In the sensitivity analysis, statistically similar results were obtained after sequentially excluding each study expect for the Pabst's study. As to the Pabst's study, the employed cases and controls in Germans, this suggested that that study may affect the stability of the results. Because the Pabst's study did not included in the Asian subgroup, the results for the Asians might be more stable than those for the Caucasians.

We also have to mention the importance of heterogeneity. Heterogeneity is an important issue when interpreting the results of meta-analysis. Significant heterogeneity existed in overall comparison in the recessive model. After subgroup analyses by race, the heterogeneity was decreased in Asians and removed in Caucasians, suggesting the race differences may account for the heterogeneity. Another important factor contributing to heterogeneity was the homogeneity for cases and controls. Ideally, all cases and controls should be matched for age, sex, environmental exposures, smoking stage, lung functions and stable/exacerbation situation. However, these items could not be explained, because insufficient information could be extracted from the original studies. In addition, as for the publication bias analysis, although no significant publication bias was found by the Begg's funnel plots and Egger's test, the results should also be explained with caution, because interpreting the p value in setting of significant heterogeneity between studies and relatively small number of studies might be limited.

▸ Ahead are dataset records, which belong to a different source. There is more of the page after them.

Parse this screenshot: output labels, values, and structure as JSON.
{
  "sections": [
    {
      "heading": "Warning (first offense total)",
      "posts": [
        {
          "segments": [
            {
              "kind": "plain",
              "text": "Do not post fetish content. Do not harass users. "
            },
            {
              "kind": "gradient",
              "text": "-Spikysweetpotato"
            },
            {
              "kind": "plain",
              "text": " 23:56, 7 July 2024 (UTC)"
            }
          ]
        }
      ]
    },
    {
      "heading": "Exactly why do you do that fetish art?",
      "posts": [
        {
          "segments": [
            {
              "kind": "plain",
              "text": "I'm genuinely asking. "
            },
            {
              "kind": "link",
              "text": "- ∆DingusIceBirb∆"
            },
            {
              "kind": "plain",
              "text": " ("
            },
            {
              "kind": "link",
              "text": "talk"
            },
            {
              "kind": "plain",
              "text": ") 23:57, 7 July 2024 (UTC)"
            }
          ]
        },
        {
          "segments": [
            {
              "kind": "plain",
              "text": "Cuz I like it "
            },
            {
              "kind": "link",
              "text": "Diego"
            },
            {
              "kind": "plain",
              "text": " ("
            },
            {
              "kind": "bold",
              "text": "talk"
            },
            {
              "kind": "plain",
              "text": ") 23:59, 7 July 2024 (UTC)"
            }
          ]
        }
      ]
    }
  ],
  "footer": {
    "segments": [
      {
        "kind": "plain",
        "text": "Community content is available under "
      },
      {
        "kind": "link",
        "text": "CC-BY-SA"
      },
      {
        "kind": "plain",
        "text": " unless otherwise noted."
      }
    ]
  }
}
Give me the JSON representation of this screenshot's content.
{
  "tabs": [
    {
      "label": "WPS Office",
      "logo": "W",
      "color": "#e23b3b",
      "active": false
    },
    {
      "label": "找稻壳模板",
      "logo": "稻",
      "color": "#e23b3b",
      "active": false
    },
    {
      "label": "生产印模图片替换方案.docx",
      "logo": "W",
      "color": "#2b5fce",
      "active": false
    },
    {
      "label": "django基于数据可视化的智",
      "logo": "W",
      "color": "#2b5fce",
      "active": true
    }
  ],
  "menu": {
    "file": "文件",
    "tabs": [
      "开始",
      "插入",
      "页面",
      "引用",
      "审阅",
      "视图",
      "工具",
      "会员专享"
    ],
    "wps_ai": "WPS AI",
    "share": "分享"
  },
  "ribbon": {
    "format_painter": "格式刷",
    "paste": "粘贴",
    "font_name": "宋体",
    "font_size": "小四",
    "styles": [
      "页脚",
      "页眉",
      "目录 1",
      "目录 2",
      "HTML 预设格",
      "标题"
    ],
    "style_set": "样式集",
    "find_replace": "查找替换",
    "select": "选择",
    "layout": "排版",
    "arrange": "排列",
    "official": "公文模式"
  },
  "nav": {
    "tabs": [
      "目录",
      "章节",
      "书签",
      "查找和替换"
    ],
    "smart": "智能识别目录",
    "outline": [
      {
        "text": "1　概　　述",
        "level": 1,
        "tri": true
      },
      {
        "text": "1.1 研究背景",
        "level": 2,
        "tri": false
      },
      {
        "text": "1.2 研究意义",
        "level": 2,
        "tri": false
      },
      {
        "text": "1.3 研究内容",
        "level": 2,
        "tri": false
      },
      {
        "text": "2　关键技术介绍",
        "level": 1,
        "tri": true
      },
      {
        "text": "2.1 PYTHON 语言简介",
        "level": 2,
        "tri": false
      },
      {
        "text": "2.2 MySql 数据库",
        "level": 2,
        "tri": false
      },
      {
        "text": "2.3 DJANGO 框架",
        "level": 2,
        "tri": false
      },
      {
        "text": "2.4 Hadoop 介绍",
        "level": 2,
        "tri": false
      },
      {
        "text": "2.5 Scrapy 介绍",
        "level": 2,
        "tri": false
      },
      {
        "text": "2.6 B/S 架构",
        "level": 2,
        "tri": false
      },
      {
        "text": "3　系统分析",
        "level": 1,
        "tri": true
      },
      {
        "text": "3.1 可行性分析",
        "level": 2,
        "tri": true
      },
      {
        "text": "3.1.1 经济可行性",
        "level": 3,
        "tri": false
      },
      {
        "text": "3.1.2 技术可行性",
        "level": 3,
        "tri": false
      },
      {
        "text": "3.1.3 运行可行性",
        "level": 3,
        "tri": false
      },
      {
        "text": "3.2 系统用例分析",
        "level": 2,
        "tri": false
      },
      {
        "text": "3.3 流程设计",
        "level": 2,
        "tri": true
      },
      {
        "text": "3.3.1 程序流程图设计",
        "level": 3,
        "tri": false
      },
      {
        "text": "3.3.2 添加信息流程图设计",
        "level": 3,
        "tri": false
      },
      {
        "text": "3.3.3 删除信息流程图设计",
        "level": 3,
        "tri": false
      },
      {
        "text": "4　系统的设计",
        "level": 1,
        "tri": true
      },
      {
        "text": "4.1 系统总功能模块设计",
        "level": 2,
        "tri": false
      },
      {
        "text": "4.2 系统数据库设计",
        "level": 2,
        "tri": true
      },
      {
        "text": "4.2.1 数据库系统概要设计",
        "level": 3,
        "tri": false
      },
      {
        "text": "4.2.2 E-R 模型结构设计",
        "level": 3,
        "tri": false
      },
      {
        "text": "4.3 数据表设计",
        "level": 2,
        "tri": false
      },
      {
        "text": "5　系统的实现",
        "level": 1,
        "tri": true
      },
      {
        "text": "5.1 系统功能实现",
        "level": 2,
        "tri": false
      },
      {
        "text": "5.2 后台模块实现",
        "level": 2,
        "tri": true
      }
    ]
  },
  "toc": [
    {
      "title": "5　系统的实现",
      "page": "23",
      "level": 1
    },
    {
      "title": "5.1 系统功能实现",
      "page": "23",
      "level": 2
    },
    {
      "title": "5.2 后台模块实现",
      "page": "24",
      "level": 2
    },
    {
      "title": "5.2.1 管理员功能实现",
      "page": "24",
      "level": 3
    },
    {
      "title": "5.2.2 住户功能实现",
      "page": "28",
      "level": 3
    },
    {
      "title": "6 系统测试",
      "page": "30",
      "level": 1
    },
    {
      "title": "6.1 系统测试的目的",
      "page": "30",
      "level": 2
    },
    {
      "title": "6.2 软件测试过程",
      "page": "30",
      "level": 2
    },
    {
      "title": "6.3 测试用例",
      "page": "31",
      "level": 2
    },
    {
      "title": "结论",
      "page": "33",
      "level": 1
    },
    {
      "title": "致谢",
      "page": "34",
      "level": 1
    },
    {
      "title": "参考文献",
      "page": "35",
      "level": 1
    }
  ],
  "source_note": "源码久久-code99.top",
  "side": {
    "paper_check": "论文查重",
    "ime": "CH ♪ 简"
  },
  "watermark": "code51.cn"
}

We also have to mention the definitions of COPD patients and controls. Because the COPD phenotype is very heterogeneous and the progression of disease severity may be associated with pulmonary vascular disease, ideally, the COPD phenotype for each COPD patients should be known and the data should also be analyzed. In addition, it is important to know the smoking status of the COPD patients and controls. Weather the controls were smokers or healthy non-smokers? These questions should also be known. In this meta-analysis, due to lack of these original data, we could not analyze these issues. Future case-control studies which included all these issues may help to resolve these questions.

Some limitations of this meta-analysis should be considered when explaining the results. First, all case-control studies were from Asians and Caucasians, so our results may be applicable to these two race groups only. In addition, there was no study concerning the Africans or the Latinos, thus, future studies are needed to investigate the association between the ACE D/I polymorphism and COPD risk. Second, because only studies included by the selected databases were included for data analysis, some relevant published studies or unpublished studies with null results were missed, which might bias our results. Third, due to the limitation of the original information for individuals, data were not stratified by other variables, such as, gender, PaCO2, PaO2, FEV1%, SaO2, the smoking status and the complication of COPD. Fourth, the small sample sizes (<100 cases or controls) may limited the results of our study.

Despite of these limitations, our study has some advantages. First, it is the most comprehensive study for this polymorphism and COPD risk by meta-analysis. Second, it is the first time to study the race specific and ACE D/I polymorphism interactions. Third, the methodological issues for meta-analysis, such as, heterogeneity, publication bias, stability of results were all well investigated.

This study is the most comprehensive meta-analysis to date to have assessed the relationship between the ACE D/I polymorphism and COPD risk. In conclusion, the meta-analysis suggested that the ACE D/I polymorphism is associated with increased risk of COPD in Asians but not in Caucasians. Future large-scale studies are needed to validate these conclusions.

Declaration of Interest

The authors report no conflicts of interest. The authors alone are responsible for the content and writing of the paper.